Optimal Embedding Dimension for Sparse Subspace Embeddings
Shabarish Chenakkod, Michał Dereziński, Xiaoyu Dong, Mark Rudelson
TL;DR
This work resolves the optimal embedding dimension question for sparse oblivious subspace embeddings by proving that m=(1+θ)d is achievable with column sparsity s=O(log^4(d)) and distortion ε=O(1), and that m=O(d/ε^2) is attainable in the presence of leverage-score information via LESS. It introduces independent-diagonals constructions and leverages universality to connect sparse embeddings to Gaussian sketches, enabling fast input-sparsity-time SKETCHING and the first single-pass fast LS algorithms with optimal dimension. The results extend to leverage-score aware non-oblivious embeddings (LESS) and yield fast, practical subspace embeddings with low distortion ε=o(1) and optimal m, suitable for streaming and turnstile settings. Collectively, these findings yield near-optimal, fast sketches for linear regression and related problems, with significant implications for scalable randomized linear algebra and data-efficient dimensionality reduction.
Abstract
A random $m\times n$ matrix $S$ is an oblivious subspace embedding (OSE) with parameters $ε>0$, $δ\in(0,1/3)$ and $d\leq m\leq n$, if for any $d$-dimensional subspace $W\subseteq R^n$, $P\big(\,\forall_{x\in W}\ (1+ε)^{-1}\|x\|\leq\|Sx\|\leq (1+ε)\|x\|\,\big)\geq 1-δ.$ It is known that the embedding dimension of an OSE must satisfy $m\geq d$, and for any $θ> 0$, a Gaussian embedding matrix with $m\geq (1+θ) d$ is an OSE with $ε= O_θ(1)$. However, such optimal embedding dimension is not known for other embeddings.
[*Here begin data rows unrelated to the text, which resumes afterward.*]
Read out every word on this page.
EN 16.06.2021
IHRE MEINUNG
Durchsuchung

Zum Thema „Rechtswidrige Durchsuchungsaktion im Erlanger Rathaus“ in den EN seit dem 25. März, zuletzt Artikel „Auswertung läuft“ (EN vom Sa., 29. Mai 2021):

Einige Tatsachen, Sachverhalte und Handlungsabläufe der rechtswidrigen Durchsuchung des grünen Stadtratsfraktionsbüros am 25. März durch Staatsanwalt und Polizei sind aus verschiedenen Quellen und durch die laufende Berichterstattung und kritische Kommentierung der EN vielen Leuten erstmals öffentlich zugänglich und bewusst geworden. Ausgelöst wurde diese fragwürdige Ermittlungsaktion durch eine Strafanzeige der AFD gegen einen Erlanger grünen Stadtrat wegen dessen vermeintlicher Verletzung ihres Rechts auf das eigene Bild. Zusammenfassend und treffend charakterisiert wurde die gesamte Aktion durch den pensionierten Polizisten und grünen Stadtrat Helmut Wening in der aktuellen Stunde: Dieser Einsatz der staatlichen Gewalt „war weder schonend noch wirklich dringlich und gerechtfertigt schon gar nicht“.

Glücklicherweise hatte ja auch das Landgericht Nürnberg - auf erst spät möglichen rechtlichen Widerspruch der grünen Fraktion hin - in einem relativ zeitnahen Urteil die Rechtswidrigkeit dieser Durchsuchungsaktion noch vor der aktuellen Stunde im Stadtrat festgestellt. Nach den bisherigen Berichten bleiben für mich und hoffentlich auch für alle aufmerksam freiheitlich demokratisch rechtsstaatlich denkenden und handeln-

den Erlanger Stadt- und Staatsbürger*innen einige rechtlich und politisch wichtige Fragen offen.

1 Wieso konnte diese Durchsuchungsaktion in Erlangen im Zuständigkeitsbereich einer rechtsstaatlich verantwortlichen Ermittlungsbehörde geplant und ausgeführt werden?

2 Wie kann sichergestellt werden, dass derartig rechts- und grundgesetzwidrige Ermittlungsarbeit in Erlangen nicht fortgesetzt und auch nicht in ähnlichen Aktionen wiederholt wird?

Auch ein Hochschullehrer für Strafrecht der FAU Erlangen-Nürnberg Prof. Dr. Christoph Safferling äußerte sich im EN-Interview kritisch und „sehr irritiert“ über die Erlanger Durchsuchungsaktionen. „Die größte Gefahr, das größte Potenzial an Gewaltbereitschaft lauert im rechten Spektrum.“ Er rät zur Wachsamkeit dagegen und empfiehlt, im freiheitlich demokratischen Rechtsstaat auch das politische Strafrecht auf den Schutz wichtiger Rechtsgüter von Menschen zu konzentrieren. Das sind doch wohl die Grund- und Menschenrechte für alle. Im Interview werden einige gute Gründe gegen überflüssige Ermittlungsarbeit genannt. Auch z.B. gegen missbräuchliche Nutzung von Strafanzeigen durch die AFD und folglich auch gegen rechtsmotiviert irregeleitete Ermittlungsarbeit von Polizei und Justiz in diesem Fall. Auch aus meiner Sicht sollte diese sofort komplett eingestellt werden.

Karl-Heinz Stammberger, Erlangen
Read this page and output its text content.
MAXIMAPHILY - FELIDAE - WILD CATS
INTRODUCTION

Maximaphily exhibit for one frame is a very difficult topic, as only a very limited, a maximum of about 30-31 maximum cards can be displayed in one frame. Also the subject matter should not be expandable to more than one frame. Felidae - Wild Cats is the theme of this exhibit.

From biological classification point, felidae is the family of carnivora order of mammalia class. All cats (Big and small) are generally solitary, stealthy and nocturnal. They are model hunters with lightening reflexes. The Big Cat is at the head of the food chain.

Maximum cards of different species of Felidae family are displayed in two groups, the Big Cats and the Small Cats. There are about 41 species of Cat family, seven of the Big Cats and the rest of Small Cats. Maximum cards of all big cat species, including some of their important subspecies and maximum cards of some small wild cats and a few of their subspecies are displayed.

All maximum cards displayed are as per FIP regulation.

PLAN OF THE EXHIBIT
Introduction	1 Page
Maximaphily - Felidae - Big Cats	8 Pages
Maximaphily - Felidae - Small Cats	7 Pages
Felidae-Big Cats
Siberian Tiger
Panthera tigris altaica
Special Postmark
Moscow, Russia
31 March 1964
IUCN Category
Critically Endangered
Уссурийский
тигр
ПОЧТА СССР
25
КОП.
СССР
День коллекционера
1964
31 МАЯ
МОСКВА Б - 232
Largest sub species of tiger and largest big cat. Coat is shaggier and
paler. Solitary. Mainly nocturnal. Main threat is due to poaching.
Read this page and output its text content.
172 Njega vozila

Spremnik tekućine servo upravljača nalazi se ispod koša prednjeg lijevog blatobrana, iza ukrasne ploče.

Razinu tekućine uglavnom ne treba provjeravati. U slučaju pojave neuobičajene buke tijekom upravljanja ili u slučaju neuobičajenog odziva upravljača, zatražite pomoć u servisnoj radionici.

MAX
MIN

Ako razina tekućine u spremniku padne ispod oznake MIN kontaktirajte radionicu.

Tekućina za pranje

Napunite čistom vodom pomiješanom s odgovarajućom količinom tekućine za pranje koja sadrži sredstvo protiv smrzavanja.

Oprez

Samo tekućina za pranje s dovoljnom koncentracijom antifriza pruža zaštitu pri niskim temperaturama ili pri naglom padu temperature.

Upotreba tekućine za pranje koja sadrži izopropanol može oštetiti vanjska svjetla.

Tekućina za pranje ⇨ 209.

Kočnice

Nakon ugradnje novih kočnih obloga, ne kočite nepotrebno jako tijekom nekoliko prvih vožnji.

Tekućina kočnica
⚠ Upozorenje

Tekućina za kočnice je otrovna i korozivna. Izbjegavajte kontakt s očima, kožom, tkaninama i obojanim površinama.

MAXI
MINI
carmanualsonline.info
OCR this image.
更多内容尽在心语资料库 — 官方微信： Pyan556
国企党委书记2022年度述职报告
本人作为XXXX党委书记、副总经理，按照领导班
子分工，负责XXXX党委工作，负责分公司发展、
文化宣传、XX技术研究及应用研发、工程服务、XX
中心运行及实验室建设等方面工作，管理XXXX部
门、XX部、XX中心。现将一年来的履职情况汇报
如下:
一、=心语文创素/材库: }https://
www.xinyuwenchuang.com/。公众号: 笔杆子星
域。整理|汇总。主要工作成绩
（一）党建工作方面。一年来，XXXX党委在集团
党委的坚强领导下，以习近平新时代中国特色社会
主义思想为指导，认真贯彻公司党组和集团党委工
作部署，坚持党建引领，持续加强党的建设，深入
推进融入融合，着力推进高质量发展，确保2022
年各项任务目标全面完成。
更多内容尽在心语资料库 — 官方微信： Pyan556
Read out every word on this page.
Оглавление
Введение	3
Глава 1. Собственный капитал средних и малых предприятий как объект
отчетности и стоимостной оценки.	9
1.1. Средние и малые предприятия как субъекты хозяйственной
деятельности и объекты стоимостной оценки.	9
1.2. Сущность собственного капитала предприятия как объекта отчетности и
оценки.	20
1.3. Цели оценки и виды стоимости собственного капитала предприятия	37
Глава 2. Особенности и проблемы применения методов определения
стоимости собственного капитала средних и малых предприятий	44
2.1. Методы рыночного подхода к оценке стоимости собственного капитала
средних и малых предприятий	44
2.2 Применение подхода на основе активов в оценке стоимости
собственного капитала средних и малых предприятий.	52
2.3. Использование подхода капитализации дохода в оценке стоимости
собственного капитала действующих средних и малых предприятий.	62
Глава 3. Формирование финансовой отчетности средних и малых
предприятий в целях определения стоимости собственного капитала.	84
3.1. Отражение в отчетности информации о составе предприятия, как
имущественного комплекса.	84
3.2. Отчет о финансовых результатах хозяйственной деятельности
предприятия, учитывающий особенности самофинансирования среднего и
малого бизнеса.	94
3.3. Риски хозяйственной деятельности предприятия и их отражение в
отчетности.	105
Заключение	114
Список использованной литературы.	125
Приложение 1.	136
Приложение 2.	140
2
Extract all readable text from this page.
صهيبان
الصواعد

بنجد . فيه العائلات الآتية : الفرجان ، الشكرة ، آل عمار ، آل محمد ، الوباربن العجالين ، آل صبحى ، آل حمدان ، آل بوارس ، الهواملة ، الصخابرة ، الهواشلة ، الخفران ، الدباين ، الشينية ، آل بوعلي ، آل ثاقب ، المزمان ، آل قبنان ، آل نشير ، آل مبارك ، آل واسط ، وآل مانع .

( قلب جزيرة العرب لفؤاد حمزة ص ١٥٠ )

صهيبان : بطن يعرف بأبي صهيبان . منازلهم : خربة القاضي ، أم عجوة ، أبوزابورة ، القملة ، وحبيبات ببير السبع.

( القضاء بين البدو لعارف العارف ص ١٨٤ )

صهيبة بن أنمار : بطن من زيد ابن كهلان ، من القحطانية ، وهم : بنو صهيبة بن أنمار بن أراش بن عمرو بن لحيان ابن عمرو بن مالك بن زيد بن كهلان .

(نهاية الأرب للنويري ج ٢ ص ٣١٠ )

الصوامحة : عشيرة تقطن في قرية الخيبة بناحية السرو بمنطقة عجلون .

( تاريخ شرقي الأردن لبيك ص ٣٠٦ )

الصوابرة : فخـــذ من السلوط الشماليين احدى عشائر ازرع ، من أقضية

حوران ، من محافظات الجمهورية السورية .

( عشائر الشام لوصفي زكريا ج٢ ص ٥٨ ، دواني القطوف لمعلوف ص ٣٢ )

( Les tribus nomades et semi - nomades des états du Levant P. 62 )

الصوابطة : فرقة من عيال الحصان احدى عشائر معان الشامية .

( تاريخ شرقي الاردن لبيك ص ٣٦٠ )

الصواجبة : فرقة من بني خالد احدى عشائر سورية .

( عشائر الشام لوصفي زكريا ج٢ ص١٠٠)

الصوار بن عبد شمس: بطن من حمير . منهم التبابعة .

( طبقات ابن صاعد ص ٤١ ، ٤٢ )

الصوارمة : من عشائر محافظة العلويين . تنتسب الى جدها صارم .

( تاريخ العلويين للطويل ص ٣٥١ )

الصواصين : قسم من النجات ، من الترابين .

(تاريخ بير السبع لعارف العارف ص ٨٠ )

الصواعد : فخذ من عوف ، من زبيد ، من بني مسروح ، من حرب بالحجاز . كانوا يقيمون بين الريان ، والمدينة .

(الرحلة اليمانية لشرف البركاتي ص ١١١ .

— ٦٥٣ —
Of particular interest are sparse OSEs, having $s\ll m$ non-zeros per column, with applications to problems such as least squares regression and low-rank approximation. We show that, given any $θ> 0$, an $m\times n$ random matrix $S$ with $m\geq (1+θ)d$ consisting of randomly sparsified $\pm1/\sqrt s$ entries and having $s= O(\log^4(d))$ non-zeros per column, is an oblivious subspace embedding with $ε= O_θ(1)$. Our result addresses the main open question posed by Nelson and Nguyen (FOCS 2013), who conjectured that sparse OSEs can achieve $m=O(d)$ embedding dimension, and it improves on $m=O(d\log(d))$ shown by Cohen (SODA 2016). We use this to construct the first oblivious subspace embedding with $O(d)$ embedding dimension that can be applied faster than current matrix multiplication time, and to obtain an optimal single-pass algorithm for least squares regression. We further extend our results to Leverage Score Sparsification (LESS), which is a recently introduced non-oblivious embedding technique. We use LESS to construct the first subspace embedding with low distortion $ε=o(1)$ and optimal embedding dimension $m=O(d/ε^2)$ that can be applied in current matrix multiplication time.